I feel like I should preface this piece with a statement that won’t come as a shock to anyone who knows me: I know nothing about fashion. Everything I know about the industry, I learned through binge-watching America’s Next Top Model and Project Runway. I am not an authority on fashion. I am, however, or at least I think to think I am, somewhat of an authority on feminism and issues regarding sexism. And by authority I mean sometimes people read what I write on the internet.
Recently, designer Rick Owens – fashion’s ‘King of kink’ – shocked the audience at his AW15 show in Paris by having his male models flash their penises on the runway. The members of the front row weren’t quite sure how to react, whispering and giggling like a crowd of excited schoolchildren whose teacher just used the word ‘sex’.
In a world where breasts are bared freely in photoshoots and fashion shows, it might come as a surprise that the fashion world has been flustered by this shocking move. Surely the same industry that utilises female sexuality on a day-to-day basis can cope with a few swinging phalluses on the runway? Apparently not. And the reason why is sexism.
Now let’s be clear – I don’t mean it’s sexist to be critical of men exposing their genitals on the runway when we don’t bat an eyelid at a woman’s breast. The outrage stems from a society that is happy for women to be sexualised, but that likes its men to remain complex.
Fashion’s primary goal – no matter what aspiring fashionistas might tell you on Tumblr – is to sell things. It makes sense, therefore, to do what every other industry does in order to sell things: sexualise women. You see it in advertising all the time – women running around in ball gowns and sighing lustfully in perfume ads; women tossing their hair sensually in shampoo ads; topless women on Page 3 of The Sun (although, to be fair to The Sun, their racism is just as much of a selling point as their naked women).
It’s not just advertising that uses this technique. Hollywood has been doing it for years. Films – particularly films about young white men in their mid-twenties – regularly feature topless, or even fully naked, women. Cinema-goers think nothing of being given a side order of boob with their popcorn and coke. We appear to have become desensitised to the female body, because we’re used to every industry shoving it in our faces in an attempt to sell us something.

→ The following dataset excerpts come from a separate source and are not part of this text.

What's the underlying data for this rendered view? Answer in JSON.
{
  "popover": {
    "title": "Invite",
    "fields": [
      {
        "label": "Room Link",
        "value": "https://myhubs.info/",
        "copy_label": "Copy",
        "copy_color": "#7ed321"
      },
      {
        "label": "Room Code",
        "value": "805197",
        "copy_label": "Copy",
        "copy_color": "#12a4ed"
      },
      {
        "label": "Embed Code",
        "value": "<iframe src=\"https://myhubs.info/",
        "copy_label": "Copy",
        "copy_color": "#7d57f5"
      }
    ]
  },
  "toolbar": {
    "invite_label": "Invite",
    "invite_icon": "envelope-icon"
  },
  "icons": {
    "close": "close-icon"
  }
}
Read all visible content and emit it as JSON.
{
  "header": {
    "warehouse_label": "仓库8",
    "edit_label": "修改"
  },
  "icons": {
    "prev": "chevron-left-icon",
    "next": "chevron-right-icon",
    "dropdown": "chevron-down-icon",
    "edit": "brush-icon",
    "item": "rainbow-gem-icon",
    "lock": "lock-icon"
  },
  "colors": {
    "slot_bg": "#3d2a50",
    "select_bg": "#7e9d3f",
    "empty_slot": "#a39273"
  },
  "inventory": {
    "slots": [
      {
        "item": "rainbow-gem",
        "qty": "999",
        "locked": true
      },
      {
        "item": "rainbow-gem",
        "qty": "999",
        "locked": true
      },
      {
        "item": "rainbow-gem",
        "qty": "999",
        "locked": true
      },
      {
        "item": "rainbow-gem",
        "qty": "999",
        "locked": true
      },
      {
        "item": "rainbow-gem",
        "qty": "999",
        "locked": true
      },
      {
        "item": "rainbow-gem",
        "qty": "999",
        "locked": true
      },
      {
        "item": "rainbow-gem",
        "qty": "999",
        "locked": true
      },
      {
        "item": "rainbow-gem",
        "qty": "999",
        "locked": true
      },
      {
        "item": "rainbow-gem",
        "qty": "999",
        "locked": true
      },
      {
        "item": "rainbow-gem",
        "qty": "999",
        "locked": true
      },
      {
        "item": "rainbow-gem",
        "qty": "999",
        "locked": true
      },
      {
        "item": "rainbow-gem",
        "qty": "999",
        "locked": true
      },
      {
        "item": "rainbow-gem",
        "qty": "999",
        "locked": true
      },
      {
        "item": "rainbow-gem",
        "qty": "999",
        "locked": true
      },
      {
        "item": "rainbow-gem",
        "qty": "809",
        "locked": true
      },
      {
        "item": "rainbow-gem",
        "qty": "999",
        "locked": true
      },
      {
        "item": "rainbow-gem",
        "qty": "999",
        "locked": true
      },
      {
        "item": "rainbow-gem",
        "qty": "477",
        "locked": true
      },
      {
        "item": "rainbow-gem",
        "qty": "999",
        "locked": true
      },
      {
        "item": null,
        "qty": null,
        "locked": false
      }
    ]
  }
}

Men, on the other hand, are allowed to be more complex. The Sun scrapped their ‘Page 7 fella’ back in 1995 after just 7 years, because they realised that we don’t like men to be objectified the same way as we do women; and whilst naked women might be par for the course on the silver screen, naked men feature much less frequently. Even the Fifty Shades of Grey film is supposedly refraining from portraying full frontal male nudity. It seems that we don’t like seeing penises on catwalks because, despite all our talk of alpha males and male sexuality, we don’t consider men to be sexual beings first and foremost.
I’m sure Owens didn’t think about any of these points when designing his show. I’m sure he thought he was just being dramatic, forcing people to reconsider their perceptions of art or something. But it’s worth bearing in mind that the very shock value that Owens was trying to achieve was made possible by our male dominated society.